Controlelampje (VWO-2 2001)

Onderwerp: Elektrische stroom, Signaalverwerking

Examenopgave natuurkunde 2 2001 tijdvak 2: opgave 6

Opgave

Een draagbare radio werkt op vier in serie geschakelde batterijen van 1,5 V. De spanning is kleiner naarmate er meer energie aan de batterijen is onttrokken. In de figuur is de totale spanning over de batterijen uitgezet als functie van de tijd dat de radio aan staat.

a) Laat met behulp van de figuur zien dat de gemiddelde spanning over de periode dat de spanning van 6,0 V tot 5,2 V daalde gelijk is aan 5,8 V.

De batterijen moeten vervangen worden als de spanning gedaald is tot 5,2 V. Volgens een mededeling op de verpakking hebben ze dan gezamenlijk 700 mAh geleverd. Deze grootheid zegt iets over de levensduur van de batterij bij een bepaalde stroomsterkte. Bijvoorbeeld: bij een constante stroomsterkte van 700 mA is de spanning over de batterijen na 1 uur gezakt tot 5,2 V; bij een constante stroomsterkte van 100 mA na 7 uur, enzovoorts.

Op de radio zit een controlelampje (een LED) dat gaat knipperen als de batterijen vervangen moeten worden. Een LED (Light Emitting Diode) is een diode die licht uitzendt als er een elektrische stroom door loopt. Om de spanning te meten, is in de radio een spanningsdeler op de batterijen aangesloten. Zie de figuur. Deze spanningsdeler bestaat uit twee weerstanden R1 en R2 van ieder 8,0 kΩ. Ook als de radio uit staat, loopt er een stroom door de weerstanden. Daarom wordt aangeraden de batterijen te verwijderen als de radio lange tijd niet gebruikt wordt. Iemand vergeet dit en zet de radio met volle batterijen weg.
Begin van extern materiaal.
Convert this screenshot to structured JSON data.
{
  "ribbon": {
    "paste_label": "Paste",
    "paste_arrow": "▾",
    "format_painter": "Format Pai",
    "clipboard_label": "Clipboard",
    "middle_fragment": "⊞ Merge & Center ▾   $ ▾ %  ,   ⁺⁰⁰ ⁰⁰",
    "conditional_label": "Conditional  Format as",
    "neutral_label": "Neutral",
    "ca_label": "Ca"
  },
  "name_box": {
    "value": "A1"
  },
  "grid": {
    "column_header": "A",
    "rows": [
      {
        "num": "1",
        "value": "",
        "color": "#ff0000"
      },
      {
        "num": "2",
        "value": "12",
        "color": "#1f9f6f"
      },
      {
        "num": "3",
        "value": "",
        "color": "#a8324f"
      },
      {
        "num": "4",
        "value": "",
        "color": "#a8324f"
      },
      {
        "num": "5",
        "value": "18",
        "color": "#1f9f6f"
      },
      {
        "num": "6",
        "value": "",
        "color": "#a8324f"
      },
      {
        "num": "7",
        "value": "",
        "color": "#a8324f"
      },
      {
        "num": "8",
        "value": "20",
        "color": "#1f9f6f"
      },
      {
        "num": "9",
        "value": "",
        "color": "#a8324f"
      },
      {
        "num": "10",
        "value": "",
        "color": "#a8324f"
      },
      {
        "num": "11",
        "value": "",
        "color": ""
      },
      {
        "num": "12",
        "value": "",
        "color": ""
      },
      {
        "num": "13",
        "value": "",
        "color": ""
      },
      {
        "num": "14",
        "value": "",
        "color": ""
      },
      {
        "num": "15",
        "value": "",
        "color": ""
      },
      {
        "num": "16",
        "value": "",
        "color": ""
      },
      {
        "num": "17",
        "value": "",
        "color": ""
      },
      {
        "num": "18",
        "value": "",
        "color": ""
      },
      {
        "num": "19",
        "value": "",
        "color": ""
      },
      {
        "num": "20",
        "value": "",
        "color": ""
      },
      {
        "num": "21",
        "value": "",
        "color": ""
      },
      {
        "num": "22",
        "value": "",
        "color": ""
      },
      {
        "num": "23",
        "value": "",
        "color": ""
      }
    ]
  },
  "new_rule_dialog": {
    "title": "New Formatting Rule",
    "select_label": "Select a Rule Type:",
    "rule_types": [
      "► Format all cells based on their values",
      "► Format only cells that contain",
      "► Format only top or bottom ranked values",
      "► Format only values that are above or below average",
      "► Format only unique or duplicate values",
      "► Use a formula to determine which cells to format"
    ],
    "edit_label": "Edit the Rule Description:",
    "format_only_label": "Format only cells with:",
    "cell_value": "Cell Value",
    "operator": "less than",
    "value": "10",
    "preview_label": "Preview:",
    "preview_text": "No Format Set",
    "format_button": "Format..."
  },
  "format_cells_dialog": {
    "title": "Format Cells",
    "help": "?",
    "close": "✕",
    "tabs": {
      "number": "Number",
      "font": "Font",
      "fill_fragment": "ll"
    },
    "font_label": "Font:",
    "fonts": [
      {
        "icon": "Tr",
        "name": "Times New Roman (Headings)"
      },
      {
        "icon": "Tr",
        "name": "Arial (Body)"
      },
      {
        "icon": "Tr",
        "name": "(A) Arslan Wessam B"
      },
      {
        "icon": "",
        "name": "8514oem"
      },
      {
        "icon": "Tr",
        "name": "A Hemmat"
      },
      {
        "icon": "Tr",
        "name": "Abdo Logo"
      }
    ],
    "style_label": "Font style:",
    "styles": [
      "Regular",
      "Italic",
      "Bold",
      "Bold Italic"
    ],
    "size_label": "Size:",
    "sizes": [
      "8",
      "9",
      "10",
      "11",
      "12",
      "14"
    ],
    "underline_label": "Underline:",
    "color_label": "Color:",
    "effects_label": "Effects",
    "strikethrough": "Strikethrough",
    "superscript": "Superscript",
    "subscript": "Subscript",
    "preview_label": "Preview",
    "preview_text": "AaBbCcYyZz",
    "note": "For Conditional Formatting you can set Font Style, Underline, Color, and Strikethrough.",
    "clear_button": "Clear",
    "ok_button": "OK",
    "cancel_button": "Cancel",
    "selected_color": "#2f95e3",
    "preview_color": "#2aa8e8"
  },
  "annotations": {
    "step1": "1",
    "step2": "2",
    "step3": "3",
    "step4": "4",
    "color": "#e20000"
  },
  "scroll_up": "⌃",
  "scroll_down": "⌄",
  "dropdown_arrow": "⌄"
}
b) Bereken hoe lang het duurt voordat de LED gaat knipperen.

De spanning U 1 over weerstand R1 is het ingangssignaal voor een automatische schakeling. Deze schakeling zorgt ervoor dat de LED uit is als de spanning over de batterijen groter is dan 5,2 V en knippert als die spanning 5,2 V of lager is. Voor het verwerken van het ingangssignaal bevat de schakeling onder meer een comparator.

In de figuur zijn ook een pulsgenerator, de LED en een aansluiting voor ’aarde’ of ’massa’ getekend. Overige benodigde componenten zijn niet getekend.

c) Teken een automatische schakeling die aan de gestelde voorwaarden voldoet.